I want to calculate the AUC and also boundaries of a 90%, 95% and 99% confidence interval based on the percentiles of the block bootstrapped sampling distribution of the AUC statistic. As block bootstrap procedure, I want to use the "stationary bootstrap" developed by Politis and Romano (1994).

I have one time series, which gives probabilities between 0 and 1, and another time series which has either 0 or 1 as values.

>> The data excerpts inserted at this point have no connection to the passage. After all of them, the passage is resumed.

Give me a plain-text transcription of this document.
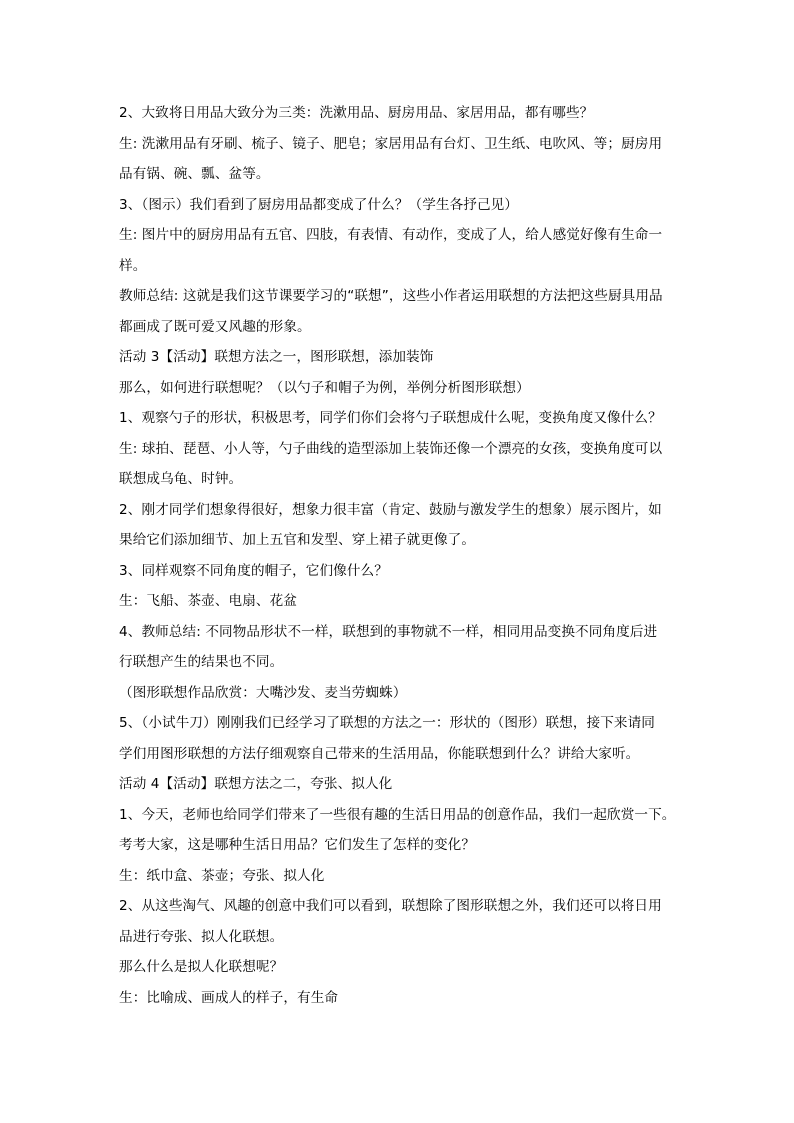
2、大致将日用品大致分为三类：洗漱用品、厨房用品、家居用品，都有哪些？
生: 洗漱用品有牙刷、梳子、镜子、肥皂；家居用品有台灯、卫生纸、电吹风、等；厨房用
品有锅、碗、瓢、盆等。
3、（图示）我们看到了厨房用品都变成了什么？（学生各抒己见）
生: 图片中的厨房用品有五官、四肢，有表情、有动作，变成了人，给人感觉好像有生命一
样。
教师总结: 这就是我们这节课要学习的“联想”，这些小作者运用联想的方法把这些厨具用品
都画成了既可爱又风趣的形象。
活动 3【活动】联想方法之一，图形联想，添加装饰
那么，如何进行联想呢？（以勺子和帽子为例，举例分析图形联想）
1、观察勺子的形状，积极思考，同学们你们会将勺子联想成什么呢，变换角度又像什么？
生: 球拍、琵琶、小人等，勺子曲线的造型添加上装饰还像一个漂亮的女孩，变换角度可以
联想成乌龟、时钟。
2、刚才同学们想象得很好，想象力很丰富（肯定、鼓励与激发学生的想象）展示图片，如
果给它们添加细节、加上五官和发型、穿上裙子就更像了。
3、同样观察不同角度的帽子，它们像什么？
生：飞船、茶壶、电扇、花盆
4、教师总结: 不同物品形状不一样，联想到的事物就不一样，相同用品变换不同角度后进
行联想产生的结果也不同。
（图形联想作品欣赏：大嘴沙发、麦当劳蜘蛛）
5、（小试牛刀）刚刚我们已经学习了联想的方法之一：形状的（图形）联想，接下来请同
学们用图形联想的方法仔细观察自己带来的生活用品，你能联想到什么？讲给大家听。
活动 4【活动】联想方法之二，夸张、拟人化
1、今天，老师也给同学们带来了一些很有趣的生活日用品的创意作品，我们一起欣赏一下。
考考大家，这是哪种生活日用品？它们发生了怎样的变化？
生：纸巾盒、茶壶；夸张、拟人化
2、从这些淘气、风趣的创意中我们可以看到，联想除了图形联想之外，我们还可以将日用
品进行夸张、拟人化联想。
那么什么是拟人化联想呢？
生：比喻成、画成人的样子，有生命
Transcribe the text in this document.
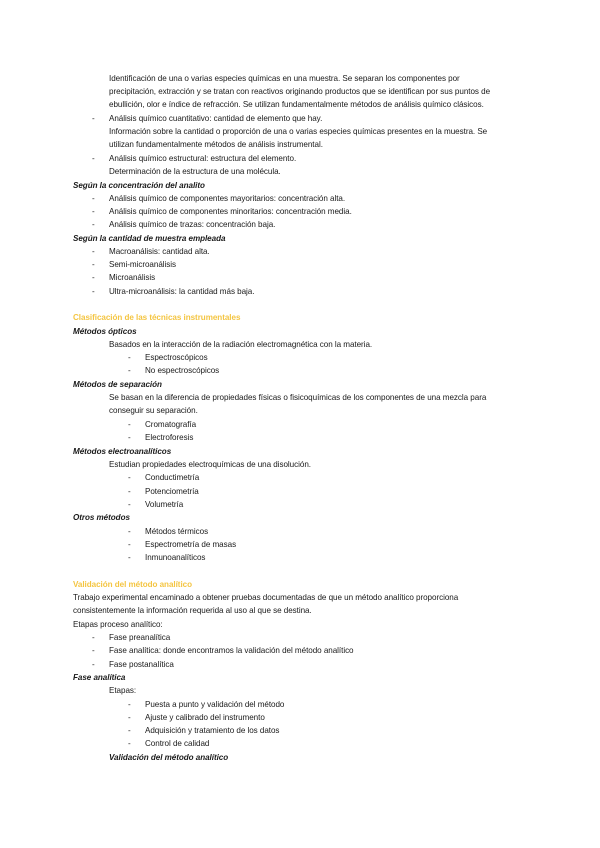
Identificación de una o varias especies químicas en una muestra. Se separan los componentes por
precipitación, extracción y se tratan con reactivos originando productos que se identifican por sus puntos de
ebullición, olor e índice de refracción. Se utilizan fundamentalmente métodos de análisis químico clásicos.
- Análisis químico cuantitativo: cantidad de elemento que hay.
Información sobre la cantidad o proporción de una o varias especies químicas presentes en la muestra. Se
utilizan fundamentalmente métodos de análisis instrumental.
- Análisis químico estructural: estructura del elemento.
Determinación de la estructura de una molécula.
Según la concentración del analito
- Análisis químico de componentes mayoritarios: concentración alta.
- Análisis químico de componentes minoritarios: concentración media.
- Análisis químico de trazas: concentración baja.
Según la cantidad de muestra empleada
- Macroanálisis: cantidad alta.
- Semi-microanálisis
- Microanálisis
- Ultra-microanálisis: la cantidad más baja.
Clasificación de las técnicas instrumentales
Métodos ópticos
Basados en la interacción de la radiación electromagnética con la materia.
- Espectroscópicos
- No espectroscópicos
Métodos de separación
Se basan en la diferencia de propiedades físicas o fisicoquímicas de los componentes de una mezcla para
conseguir su separación.
- Cromatografía
- Electroforesis
Métodos electroanalíticos
Estudian propiedades electroquímicas de una disolución.
- Conductimetría
- Potenciometría
- Volumetría
Otros métodos
- Métodos térmicos
- Espectrometría de masas
- Inmunoanalíticos
Validación del método analítico
Trabajo experimental encaminado a obtener pruebas documentadas de que un método analítico proporciona
consistentemente la información requerida al uso al que se destina.
Etapas proceso analítico:
- Fase preanalítica
- Fase analítica: donde encontramos la validación del método analítico
- Fase postanalítica
Fase analítica
Etapas:
- Puesta a punto y validación del método
- Ajuste y calibrado del instrumento
- Adquisición y tratamiento de los datos
- Control de calidad
Validación del método analítico
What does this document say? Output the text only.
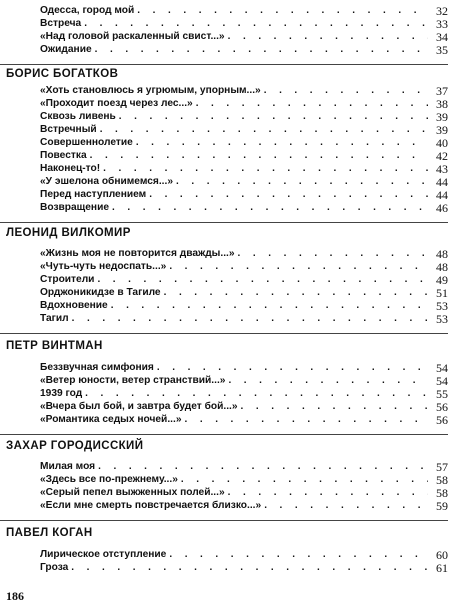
Одесса, город мой . . .	32
Встреча . . .	33
«Над головой раскаленный свист...» . . .	34
Ожидание . . .	35
БОРИС БОГАТКОВ
«Хоть становлюсь я угрюмым, упорным...» . . .	37
«Проходит поезд через лес...» . . .	38
Сквозь ливень . . .	39
Встречный . . .	39
Совершеннолетие . . .	40
Повестка . . .	42
Наконец-то! . . .	43
«У эшелона обнимемся...» . . .	44
Перед наступлением . . .	44
Возвращение . . .	46
ЛЕОНИД ВИЛКОМИР
«Жизнь моя не повторится дважды...» . . .	48
«Чуть-чуть недоспать...» . . .	48
Строители . . .	49
Орджоникидзе в Тагиле . . .	51
Вдохновение . . .	53
Тагил . . .	53
ПЕТР ВИНТМАН
Беззвучная симфония . . .	54
«Ветер юности, ветер странствий...» . . .	54
1939 год . . .	55
«Вчера был бой, и завтра будет бой...» . . .	56
«Романтика седых ночей...» . . .	56
ЗАХАР ГОРОДИССКИЙ
Милая моя . . .	57
«Здесь все по-прежнему...» . . .	58
«Серый пепел выжженных полей...» . . .	58
«Если мне смерть повстречается близко...» . . .	59
ПАВЕЛ КОГАН
Лирическое отступление . . .	60
Гроза . . .	61
186
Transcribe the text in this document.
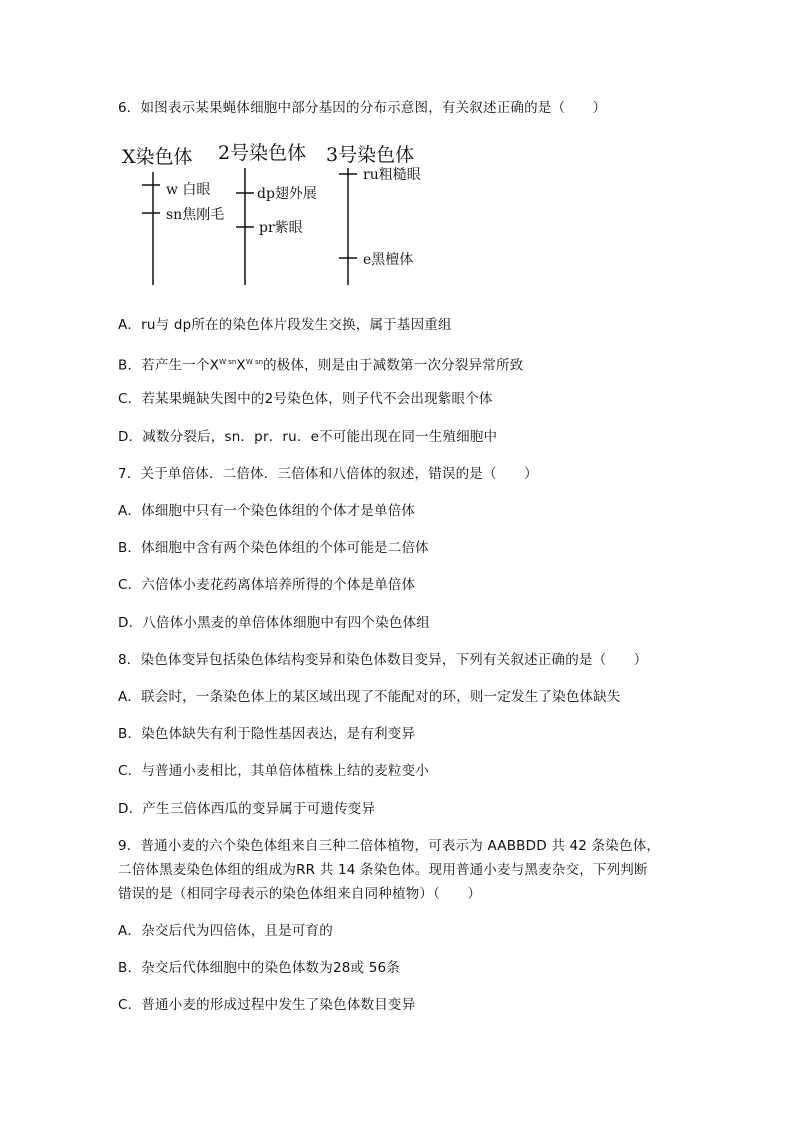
6．如图表示某果蝇体细胞中部分基因的分布示意图，有关叙述正确的是（　　）
X染色体 2号染色体 3号染色体
w 白眼
sn焦刚毛
dp翅外展
pr紫眼
ru粗糙眼
e黑檀体
A．ru与 dp所在的染色体片段发生交换，属于基因重组
B．若产生一个$X^{W sn}X^{W sn}$的极体，则是由于减数第一次分裂异常所致
C．若某果蝇缺失图中的2号染色体，则子代不会出现紫眼个体
D．减数分裂后，sn．pr．ru．e不可能出现在同一生殖细胞中
7．关于单倍体．二倍体．三倍体和八倍体的叙述，错误的是（　　）
A．体细胞中只有一个染色体组的个体才是单倍体
B．体细胞中含有两个染色体组的个体可能是二倍体
C．六倍体小麦花药离体培养所得的个体是单倍体
D．八倍体小黑麦的单倍体体细胞中有四个染色体组
8．染色体变异包括染色体结构变异和染色体数目变异，下列有关叙述正确的是（　　）
A．联会时，一条染色体上的某区域出现了不能配对的环，则一定发生了染色体缺失
B．染色体缺失有利于隐性基因表达，是有利变异
C．与普通小麦相比，其单倍体植株上结的麦粒变小
D．产生三倍体西瓜的变异属于可遗传变异
9．普通小麦的六个染色体组来自三种二倍体植物，可表示为 AABBDD 共 42 条染色体，
二倍体黑麦染色体组的组成为RR 共 14 条染色体。现用普通小麦与黑麦杂交，下列判断
错误的是（相同字母表示的染色体组来自同种植物）（　　）
A．杂交后代为四倍体，且是可育的
B．杂交后代体细胞中的染色体数为28或 56条
C．普通小麦的形成过程中发生了染色体数目变异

I try to do this in R and this is what I have done so far:

library(pROC)
library(boot)
# set the number of replications for the block bootstrap:
reps <- 1000
# set the block length:
block_length <- 96
# write the AUC function for the block boostrap command:
block.boot.function <- function(x){
auc(roc(data_ROC$Date,x)) } # block bootstrap for AUC: auc_block_boot <- tsboot(tseries = data_ROC$y , statistic = block.boot.function, R = reps, l = block_length, sim = "geom")

> auc_block_boot

STATIONARY BOOTSTRAP FOR TIME SERIES

Average Block Length of 96

Call:
tsboot(tseries = data_ROC\$y, statistic = block.boot.function,
R = reps, l = block_length, sim = "geom")

Bootstrap Statistics :
original     bias    std. error
t1* 0.9694139 -0.3090732   0.1147533

# Confidence intervals based on the percentiles:
auc_block_boot_CI <- boot.ci(auc_block_boot, conf = c(0.9, 0.95, 0.99), type = c("perc"))
> auc_block_boot_CI
BOOTSTRAP CONFIDENCE INTERVAL CALCULATIONS
Based on 1000 bootstrap replicates

CALL :
boot.ci(boot.out = auc_block_boot, conf = c(0.9, 0.95, 0.99),
type = c("perc"))

Intervals :
Level     Percentile
90%   ( 0.4945,  0.8667 )
95%   ( 0.4723,  0.9018 )
99%   ( 0.4421,  0.9506 )
Calculations and Intervals on Original Scale
Some percentile intervals may be unstable


I am unsure whether the code reproduces what I described in the beginning. The relatively large bias of -0.3090732 makes me skeptical that the results are okay. The original AUC value 0.9694139 is also outside the confidence intervals. Is this an error that shows that the COde is wrong, or is this possible with percentiles?